The research also raised worries about the spread of bogus news items online, with 59% of respondents expressing concern. This figure was much higher in South Africa (81%) and the United States (72%), who are both holding elections this year.

Another difficulty for news businesses is audiences' reluctance to pay for news subscriptions. Despite some growth during the epidemic, only 17% of respondents across 20 nations reported paying for internet news, which has been constant for the preceding three years.
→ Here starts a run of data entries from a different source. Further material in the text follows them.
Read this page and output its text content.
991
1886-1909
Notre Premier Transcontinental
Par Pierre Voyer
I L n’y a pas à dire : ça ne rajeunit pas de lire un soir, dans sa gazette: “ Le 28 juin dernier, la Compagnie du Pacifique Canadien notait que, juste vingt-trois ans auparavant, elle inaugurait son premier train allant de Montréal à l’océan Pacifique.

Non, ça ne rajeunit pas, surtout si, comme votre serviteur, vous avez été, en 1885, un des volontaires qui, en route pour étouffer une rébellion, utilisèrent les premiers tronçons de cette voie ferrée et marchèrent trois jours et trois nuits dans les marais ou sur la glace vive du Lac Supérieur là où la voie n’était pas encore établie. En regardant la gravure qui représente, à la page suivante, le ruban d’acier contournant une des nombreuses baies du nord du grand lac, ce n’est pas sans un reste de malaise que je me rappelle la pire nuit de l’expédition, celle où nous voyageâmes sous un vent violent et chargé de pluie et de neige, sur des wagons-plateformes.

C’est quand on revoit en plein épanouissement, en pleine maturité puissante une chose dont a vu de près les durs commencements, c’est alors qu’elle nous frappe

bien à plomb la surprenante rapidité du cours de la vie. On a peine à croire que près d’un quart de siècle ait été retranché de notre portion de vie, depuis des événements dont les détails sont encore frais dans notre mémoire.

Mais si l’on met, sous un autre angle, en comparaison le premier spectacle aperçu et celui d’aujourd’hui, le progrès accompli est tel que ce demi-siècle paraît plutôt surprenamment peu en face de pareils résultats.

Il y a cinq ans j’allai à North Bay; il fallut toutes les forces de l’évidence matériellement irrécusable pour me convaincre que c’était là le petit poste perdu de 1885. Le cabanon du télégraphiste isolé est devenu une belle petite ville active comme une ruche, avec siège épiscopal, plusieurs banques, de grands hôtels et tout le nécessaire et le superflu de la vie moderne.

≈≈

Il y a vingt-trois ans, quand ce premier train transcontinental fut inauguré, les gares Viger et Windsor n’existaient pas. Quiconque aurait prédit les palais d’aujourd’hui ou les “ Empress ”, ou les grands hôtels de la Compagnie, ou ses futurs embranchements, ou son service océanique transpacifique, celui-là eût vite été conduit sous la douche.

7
Furthermore, a significant portion of news subscribers in the United States were found to be paying discounted rates due to trials or promotions, with 46% paying less than the full price for their subscriptions.

The report also shed light on the increasing role of news influencers in delivering news to users of popular online platforms like TikTok. Among more than 5,600 TikTok users surveyed, 57% stated that they primarily paid attention to individual personalities, while 34% focused on journalists or news brands.

This finding emphasises the need for newsrooms to establish direct relationships with their audiences while strategically utilising platforms to connect with harder-to-reach demographics, such as younger audiences. The analysis reveals that these influencers play an important impact on sites such as TikTok.

Survey respondents identified Vitus "V" Spehar, a well-known TikTok creator with 3.1 million followers. Spehar's unusual method of delivering the day's top headlines while lying on the floor beneath their desk provides a fresh viewpoint on current events, in contrast to standard news anchors who sit at a desk.

The Digital News Report questioned people in the United States, United Kingdom, France, Argentina, and Brazil, asking them to name up to three mainstream or alternative news sources they follow. The top ten personalities listed by respondents in the United States were renowned mostly for their political opinion rather than original news reporting.

The Reuters Institute for the Study of Journalism, which performed the report, is sponsored by the Thomson Reuters Foundation, Thomson Reuters' philanthropic arm.

  • Global audiences are suspicious of AI-powered newsrooms, according to a report by the Reuters Institute for the Study of Journalism.

  • Consumers express discomfort with AI-generated news content, particularly in sensitive areas like politics.

  • Concerns about false news content online have increased, with South Africa and the US showing higher levels of worry due to upcoming elections.